Photo: USGov,  Military Air Force,  Wikimedia Commons
Beaucoup de médias ont rappelé cette semaine la crise des missiles de Cuba, pendant laquelle le monde s’est retrouvé au bord d’un conflit nucléaire. Cinquante ans se sont écoulés ces jours-ci depuis ces événements. Une occasion pour la dernière édition de l’hebdomadaire Respekt d’évoquer comment ces événements dramatiques qui ont opposés les Etats-Unis et l’Union soviétique ont été ressentis par la population et interprétés par les autorités communistes dans l’ancienne Tchécoslovaquie. Il a écrit :

« On peut dire que l’arrivée de la crise a été une surprise pour la Tchécoslovaquie. A l’époque, avec l’Union soviétique, le pays était le principal partenaire de Cuba. Toutefois, Antonín Novotný, le numéro un du parti communiste tchécoslovaque, tout comme d’ailleurs l’ensemble des chefs du bloc de l’Est, n’a pas été informé du déplacement des missiles nucléaires soviétiques. »

En se référant au témoignage d’un haut militaire de l’époque, le journal écrit que lorsque la crise a rééellement éclaté, le président Novotný a décreté l’état d’alterte de troisième degré concernant les forces armées et les Milices populaires :

« Pendant toute l’année 1962, la situation dans le pays a été définie comme présentant un danger accru. Cela s’est traduit par l’adoption de mesures militaires particulières, comme par exemple la décision prise en août de prolonger de trois mois le service militaire obligatoire. »

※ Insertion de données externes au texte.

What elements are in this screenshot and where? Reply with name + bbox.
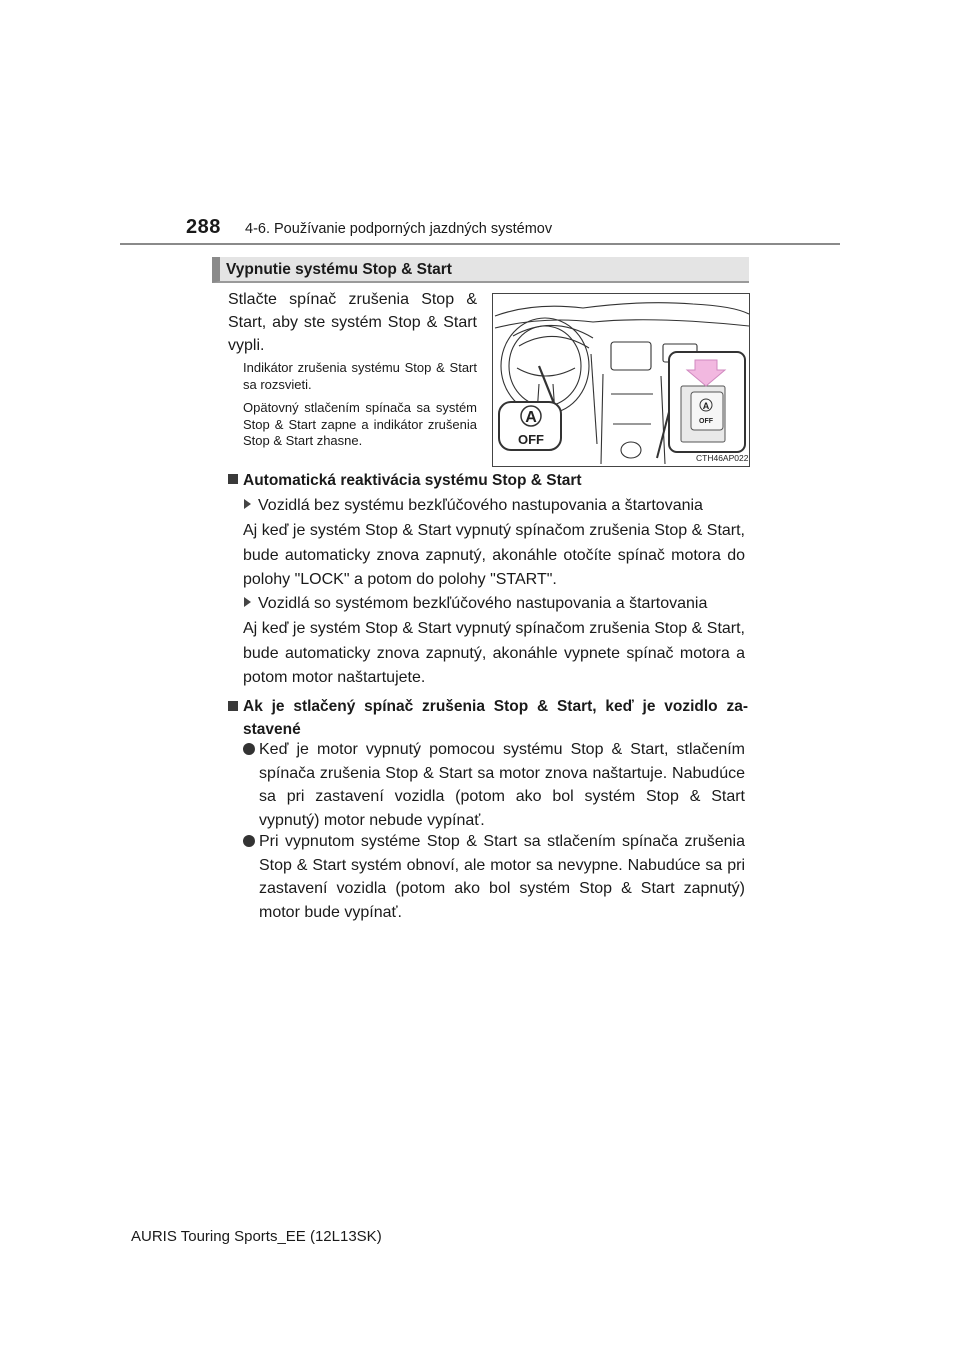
footer-model: AURIS Touring Sports_EE (12L13SK) bbox=[131, 1228, 382, 1245]
round-bullet-icon bbox=[243, 743, 255, 755]
zoom-off-label: OFF bbox=[699, 418, 713, 425]
dashboard-illustration bbox=[492, 293, 750, 467]
header-divider bbox=[120, 243, 840, 245]
note-indicator-off: Opätovný stlačením spínača sa systém Stop & Start zapne a indikátor zrušenia Stop & Start zhasne. bbox=[243, 400, 477, 448]
square-bullet-icon bbox=[228, 474, 238, 484]
heading-vehicle-stopped: Ak je stlačený spínač zrušenia Stop & Start, keď je vozidlo zastavené bbox=[228, 695, 748, 741]
subheading-with-keyless: Vozidlá so systémom bezkľúčového nastupovania a štartovania bbox=[244, 593, 707, 615]
paragraph-with-keyless: Aj keď je systém Stop & Start vypnutý spínačom zrušenia Stop & Start, bude automaticky znova zapnutý, akonáhle vypnete spínač motora a potom motor naštartujete. bbox=[243, 620, 745, 686]
switch-callout-zoom bbox=[657, 352, 745, 458]
intro-text: Stlačte spínač zrušenia Stop & Start, aby ste systém Stop & Start vypli. bbox=[228, 291, 477, 354]
note-indicator-on: Indikátor zrušenia systému Stop & Start sa rozsvieti. bbox=[243, 360, 477, 392]
chapter-title: 4-6. Používanie podporných jazdných systémov bbox=[245, 221, 553, 237]
square-bullet-icon bbox=[228, 701, 238, 711]
callout-a-label: A bbox=[525, 409, 537, 426]
callout-off-label: OFF bbox=[518, 432, 544, 447]
bullet-engine-off: Keď je motor vypnutý pomocou systému Stop & Start, stlačením spínača zrušenia Stop & Start sa motor znova naštartuje. Nabudúce sa pri zastavení vozidla (potom ako bol systém Stop & Start vypnutý) motor nebude vypínať. bbox=[243, 738, 745, 832]
triangle-bullet-icon bbox=[244, 597, 251, 607]
page-number: 288 bbox=[186, 216, 221, 238]
figure-code: CTH46AP022 bbox=[696, 453, 749, 463]
round-bullet-icon bbox=[243, 835, 255, 847]
heading-auto-reactivation: Automatická reaktivácia systému Stop & Start bbox=[228, 470, 582, 492]
triangle-bullet-icon bbox=[244, 499, 251, 509]
subheading-without-keyless: Vozidlá bez systému bezkľúčového nastupovania a štartovania bbox=[244, 495, 703, 517]
zoom-a-label: A bbox=[702, 401, 710, 411]
dashboard-drawing bbox=[493, 294, 750, 467]
paragraph-without-keyless: Aj keď je systém Stop & Start vypnutý spínačom zrušenia Stop & Start, bude automaticky znova zapnutý, akonáhle otočíte spínač motora do polohy "LOCK" a potom do polohy "START". bbox=[243, 522, 745, 588]
bullet-system-off: Pri vypnutom systéme Stop & Start sa stlačením spínača zrušenia Stop & Start systém obnoví, ale motor sa nevypne. Nabudúce sa pri zastavení vozidla (potom ako bol systém Stop & Start zapnutý) motor bude vypínať. bbox=[243, 830, 745, 924]
switch-callout-large bbox=[499, 366, 561, 450]
section-title: Vypnutie systému Stop & Start bbox=[226, 261, 452, 278]
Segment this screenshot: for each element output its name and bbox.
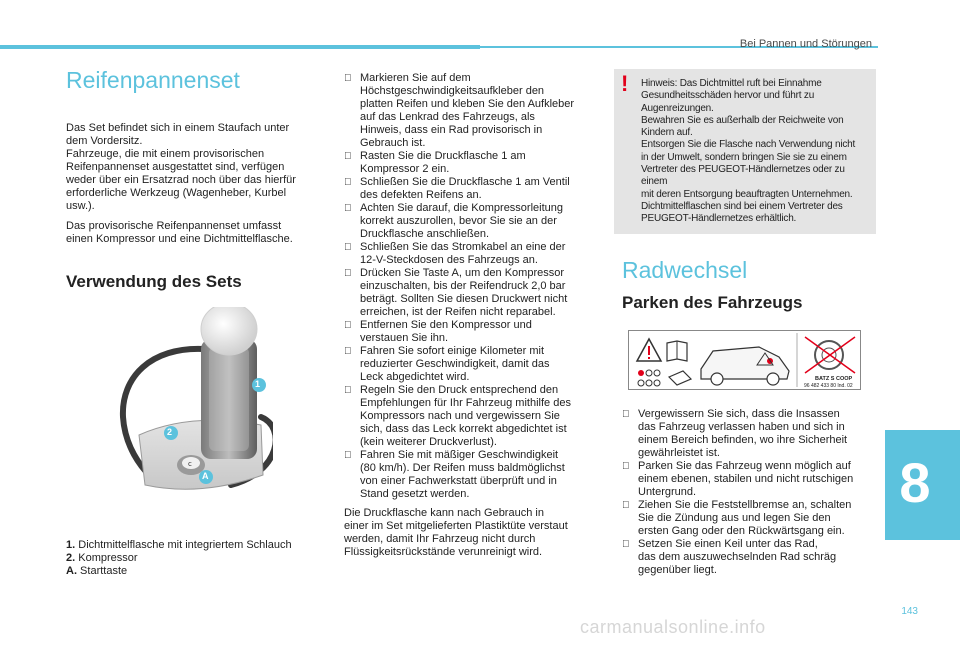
svg-text:c: c: [188, 460, 192, 468]
text-line: werden, damit Ihr Fahrzeug nicht durch: [344, 533, 536, 545]
warning-text: [641, 78, 868, 226]
repair-kit-drawing: [111, 307, 273, 497]
text-line: Untergrund.: [638, 485, 697, 498]
caption-key: 2.: [66, 552, 76, 564]
section-title: Bei Pannen und Störungen: [739, 38, 872, 50]
text-line: Die Druckflasche kann nach Gebrauch in: [344, 507, 544, 519]
caption-text: Kompressor: [75, 552, 138, 564]
text-line: beträgt. Sollten Sie diesen Druckwert nicht: [360, 293, 568, 305]
text-line: Gesundheitsschäden hervor und führt zu: [641, 90, 815, 102]
kit-paragraph: [66, 220, 328, 246]
text-line: Markieren Sie auf dem: [360, 72, 471, 84]
text-line: reduzierter Geschwindigkeit, damit das: [360, 358, 550, 370]
procedure-list: [344, 72, 606, 501]
list-item: [344, 319, 606, 345]
warning-icon: !: [621, 71, 629, 96]
text-line: 12-V-Steckdosen des Fahrzeugs an.: [360, 254, 538, 266]
text-line: des defekten Reifens an.: [360, 189, 482, 201]
text-line: Leck abgedichtet wird.: [360, 371, 470, 383]
text-line: Vergewissern Sie sich, dass die Insassen: [638, 407, 840, 420]
list-item: [622, 408, 880, 460]
text-line: (80 km/h). Der Reifen muss baldmöglichst: [360, 462, 565, 474]
chapter-number: 8: [899, 451, 931, 514]
callout-2: 2: [167, 427, 173, 437]
caption-item: [66, 552, 328, 565]
list-item: [622, 460, 880, 499]
text-line: einem ebenen, stabilen und nicht rutschigen: [638, 472, 854, 485]
page-number: 143: [901, 606, 918, 617]
text-line: Schließen Sie das Stromkabel an eine der: [360, 241, 566, 253]
column-left: [66, 66, 328, 497]
subheading-parken: Parken des Fahrzeugs: [622, 292, 803, 312]
text-line: das Fahrzeug verlassen haben und sich in: [638, 420, 845, 433]
text-line: Schließen Sie die Druckflasche 1 am Ventil: [360, 176, 570, 188]
text-line: Setzen Sie einen Keil unter das Rad,: [638, 537, 818, 550]
text-line: Das provisorische Reifenpannenset umfasst: [66, 220, 282, 232]
text-line: einem Bereich befinden, wo ihre Sicherheit: [638, 433, 848, 446]
parking-list: [622, 408, 880, 577]
label-maker: BATZ S COOP: [815, 375, 853, 382]
caption-item: [66, 565, 328, 578]
text-line: Das Set befindet sich in einem Staufach unter: [66, 122, 290, 134]
text-line: Kompressors nach und vergewissern Sie: [360, 410, 560, 422]
illustration-caption: [66, 539, 328, 578]
text-line: verstauen Sie ihn.: [360, 332, 449, 344]
caption-text: Starttaste: [77, 565, 128, 577]
section-heading-radwechsel: Radwechsel: [622, 256, 748, 283]
chapter-tab: [885, 430, 960, 540]
text-line: ersten Gang oder den Rückwärtsgang ein.: [638, 524, 845, 537]
tire-label-image: [628, 330, 861, 390]
text-line: platten Reifen und kleben Sie den Aufkleber: [360, 98, 575, 110]
text-line: (kein weiterer Druckverlust).: [360, 436, 497, 448]
text-line: Reifenpannenset ausgestattet sind, verfügen: [66, 161, 285, 173]
intro-paragraph: [66, 122, 328, 213]
text-line: Hinweis: Das Dichtmittel ruft bei Einnahme: [641, 78, 822, 89]
text-line: gegenüber liegt.: [638, 563, 717, 576]
text-line: Hinweis, dass ein Rad provisorisch in: [360, 124, 543, 136]
text-line: weder über ein Ersatzrad noch über das hierfür: [66, 174, 296, 186]
text-line: in der Umwelt, sondern bringen Sie sie zu einem: [641, 151, 847, 163]
text-line: Parken Sie das Fahrzeug wenn möglich auf: [638, 459, 851, 472]
text-line: PEUGEOT-Händlernetzes erhältlich.: [641, 213, 797, 225]
text-line: sich, dass das Leck korrekt abgedichtet ist: [360, 423, 567, 435]
text-line: gewährleistet ist.: [638, 446, 720, 459]
watermark: carmanualsonline.info: [580, 617, 766, 637]
text-line: Rasten Sie die Druckflasche 1 am: [360, 150, 526, 162]
caption-key: A.: [66, 565, 77, 577]
text-line: erforderliche Werkzeug (Wagenheber, Kurbel: [66, 187, 287, 199]
text-line: Fahren Sie mit mäßiger Geschwindigkeit: [360, 449, 559, 461]
column-middle: [344, 72, 606, 566]
text-line: Sie die Zündung aus und legen Sie den: [638, 511, 831, 524]
text-line: erreichen, ist der Reifen nicht reparabel.: [360, 306, 556, 318]
text-line: Kindern auf.: [641, 127, 693, 139]
list-item: [344, 384, 606, 449]
text-line: usw.).: [66, 200, 95, 212]
text-line: Gebrauch ist.: [360, 137, 426, 149]
text-line: Fahrzeuge, die mit einem provisorischen: [66, 148, 265, 160]
text-line: Dichtmittelflaschen sind bei einem Vertreter des: [641, 200, 843, 212]
callout-a: A: [202, 471, 209, 481]
text-line: Entsorgen Sie die Flasche nach Verwendung nicht: [641, 139, 856, 151]
text-line: einzuschalten, bis der Reifendruck 2,0 bar: [360, 280, 566, 292]
callout-1: 1: [255, 379, 261, 389]
text-line: auf das Lenkrad des Fahrzeugs, als: [360, 111, 535, 123]
text-line: dem Vordersitz.: [66, 135, 143, 147]
list-item: [344, 72, 606, 150]
list-item: [622, 499, 880, 538]
text-line: Achten Sie darauf, die Kompressorleitung: [360, 202, 564, 214]
column-right: [622, 69, 880, 577]
text-line: Augenreizungen.: [641, 102, 714, 114]
text-line: Ziehen Sie die Feststellbremse an, schalten: [638, 498, 852, 511]
closing-paragraph: [344, 507, 606, 559]
subheading-verwendung: Verwendung des Sets: [66, 272, 242, 291]
list-item: [344, 150, 606, 176]
header-bar: [0, 45, 480, 49]
text-line: Stand gesetzt werden.: [360, 488, 470, 500]
text-line: einen Kompressor und eine Dichtmittelflasche.: [66, 233, 293, 245]
text-line: Regeln Sie den Druck entsprechend den: [360, 384, 559, 396]
warning-note: [614, 69, 876, 234]
repair-kit-illustration: [111, 307, 273, 497]
text-line: mit deren Entsorgung beauftragten Unternehmen.: [641, 188, 853, 200]
text-line: Bewahren Sie es außerhalb der Reichweite von: [641, 114, 844, 126]
text-line: einer im Set mitgelieferten Plastiktüte verstaut: [344, 520, 568, 532]
text-line: Fahren Sie sofort einige Kilometer mit: [360, 345, 545, 357]
text-line: Höchstgeschwindigkeitsaufkleber den: [360, 85, 545, 97]
text-line: das dem auszuwechselnden Rad schräg: [638, 550, 837, 563]
text-line: Vertreter des PEUGEOT-Händlernetzes oder zu einem: [641, 164, 845, 188]
caption-text: Dichtmittelflasche mit integriertem Schlauch: [75, 539, 292, 551]
text-line: Drücken Sie Taste A, um den Kompressor: [360, 267, 565, 279]
text-line: Druckflasche anschließen.: [360, 228, 490, 240]
list-item: [344, 345, 606, 384]
section-heading-reifenpannenset: Reifenpannenset: [66, 67, 240, 93]
list-item: [344, 267, 606, 319]
text-line: Entfernen Sie den Kompressor und: [360, 319, 532, 331]
list-item: [344, 176, 606, 202]
caption-key: 1.: [66, 539, 76, 551]
text-line: Empfehlungen für Ihr Fahrzeug mithilfe des: [360, 397, 571, 409]
label-ref: 96 482 433 80 Ind. 02: [804, 382, 853, 389]
list-item: [622, 538, 880, 577]
list-item: [344, 449, 606, 501]
text-line: Kompressor 2 ein.: [360, 163, 450, 175]
text-line: Flüssigkeitsrückstände verunreinigt wird.: [344, 546, 543, 558]
text-line: korrekt auszurollen, bevor Sie sie an der: [360, 215, 557, 227]
caption-item: [66, 539, 328, 552]
list-item: [344, 241, 606, 267]
list-item: [344, 202, 606, 241]
text-line: von einer Fachwerkstatt überprüft und in: [360, 475, 557, 487]
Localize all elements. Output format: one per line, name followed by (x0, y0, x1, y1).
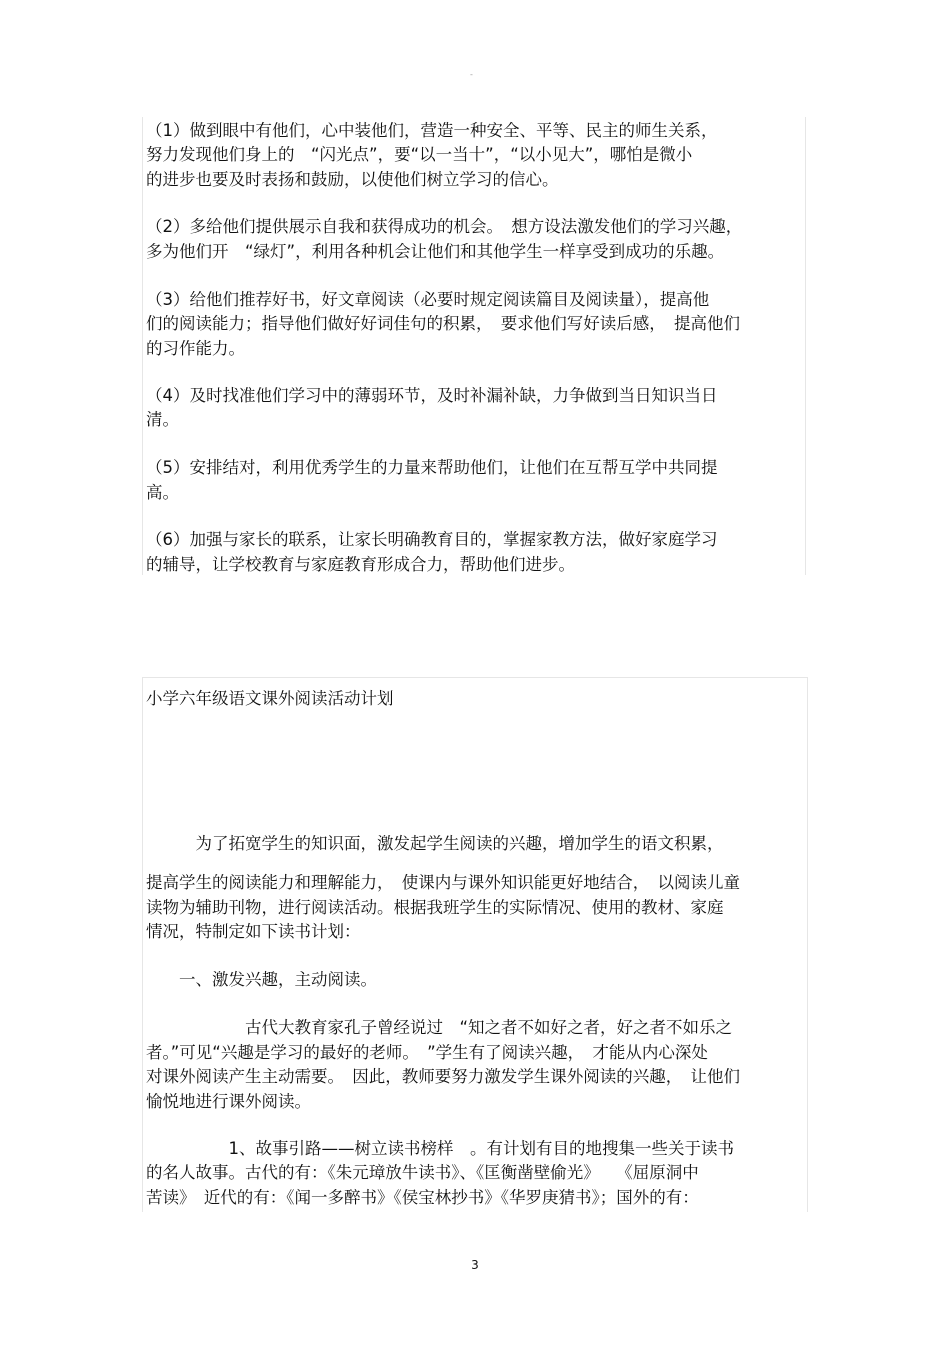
paragraph-line: 古代大教育家孔子曾经说过 “知之者不如好之者，好之者不如乐之 (146, 1018, 733, 1037)
paragraph-line: 苦读》 近代的有：《闻一多醉书》《侯宝林抄书》《华罗庚猜书》；国外的有： (146, 1188, 699, 1207)
paragraph-line: 读物为辅助刊物，进行阅读活动。根据我班学生的实际情况、使用的教材、家庭 (146, 898, 724, 917)
paragraph-line: 提高学生的阅读能力和理解能力， 使课内与课外知识能更好地结合， 以阅读儿童 (146, 873, 740, 892)
paragraph-line: 1、故事引路——树立读书榜样 。有计划有目的地搜集一些关于读书 (146, 1139, 734, 1158)
paragraph-line: 的名人故事。古代的有：《朱元璋放牛读书》、《匡衡凿壁偷光》 《屈原洞中 (146, 1163, 699, 1182)
paragraph-line: 的习作能力。 (146, 339, 245, 358)
paragraph-line: （2）多给他们提供展示自我和获得成功的机会。 想方设法激发他们的学习兴趣， (146, 217, 743, 236)
section-heading: 一、激发兴趣，主动阅读。 (146, 970, 377, 989)
paragraph-line: （4）及时找准他们学习中的薄弱环节，及时补漏补缺，力争做到当日知识当日 (146, 386, 718, 405)
paragraph-line: 对课外阅读产生主动需要。 因此，教师要努力激发学生课外阅读的兴趣， 让他们 (146, 1067, 740, 1086)
paragraph-line: 们的阅读能力；指导他们做好好词佳句的积累， 要求他们写好读后感， 提高他们 (146, 314, 740, 333)
paragraph-line: （1）做到眼中有他们，心中装他们，营造一种安全、平等、民主的师生关系， (146, 121, 718, 140)
paragraph-line: 的辅导，让学校教育与家庭教育形成合力，帮助他们进步。 (146, 555, 575, 574)
paragraph-line: 清。 (146, 410, 179, 429)
paragraph-line: （5）安排结对，利用优秀学生的力量来帮助他们，让他们在互帮互学中共同提 (146, 458, 718, 477)
page-number: 3 (471, 1258, 479, 1272)
paragraph-line: 多为他们开 “绿灯”，利用各种机会让他们和其他学生一样享受到成功的乐趣。 (146, 242, 725, 261)
paragraph-line: 的进步也要及时表扬和鼓励，以使他们树立学习的信心。 (146, 170, 559, 189)
paragraph-line: 努力发现他们身上的 “闪光点”，要“以一当十”，“以小见大”，哪怕是微小 (146, 145, 693, 164)
paragraph-line: （3）给他们推荐好书，好文章阅读（必要时规定阅读篇目及阅读量），提高他 (146, 290, 710, 309)
paragraph-line: （6）加强与家长的联系，让家长明确教育目的，掌握家教方法，做好家庭学习 (146, 530, 718, 549)
content-frame-bottom (142, 677, 808, 1212)
paragraph-line: 愉悦地进行课外阅读。 (146, 1092, 311, 1111)
paragraph-line: 为了拓宽学生的知识面，激发起学生阅读的兴趣，增加学生的语文积累， (146, 834, 724, 853)
paragraph-line: 高。 (146, 483, 179, 502)
paragraph-line: 者。”可见“兴趣是学习的最好的老师。 ”学生有了阅读兴趣， 才能从内心深处 (146, 1043, 708, 1062)
paragraph-line: 情况，特制定如下读书计划： (146, 922, 361, 941)
document-title: 小学六年级语文课外阅读活动计划 (146, 689, 394, 708)
header-mark: - (470, 70, 473, 79)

Durant la crise, la propagande communiste tchécoslovaque a déployé de grands efforts, par exemple en comparant le président américain John Kennedy à Adolf Hitler. Dans la même logique, elle s’est plue à comparer la situation de la petite île de Cuba à celle de la Tchécoslovaquie avant la Deuxième Guerre mondiale, lorsqu’elle avait été menacée par l’Allemagne nazie. « Ne touchez pas à Cuba » : tel était le principal slogan utilisé dans les résolutions, les campagnes et autres manifestations imposées à la population. Le journal explique :

« La véritable cause de la crise, les gens n’ont pu la découvrir dans la presse de l’époque qu’entre les lignes. »

La population, quant à elle, avait tout simplement peur d’une nouvelle guerre. Ainsi, selon le journal, sa principale préoccupation a été de s’approvisionner pour faire face à une telle éventualité.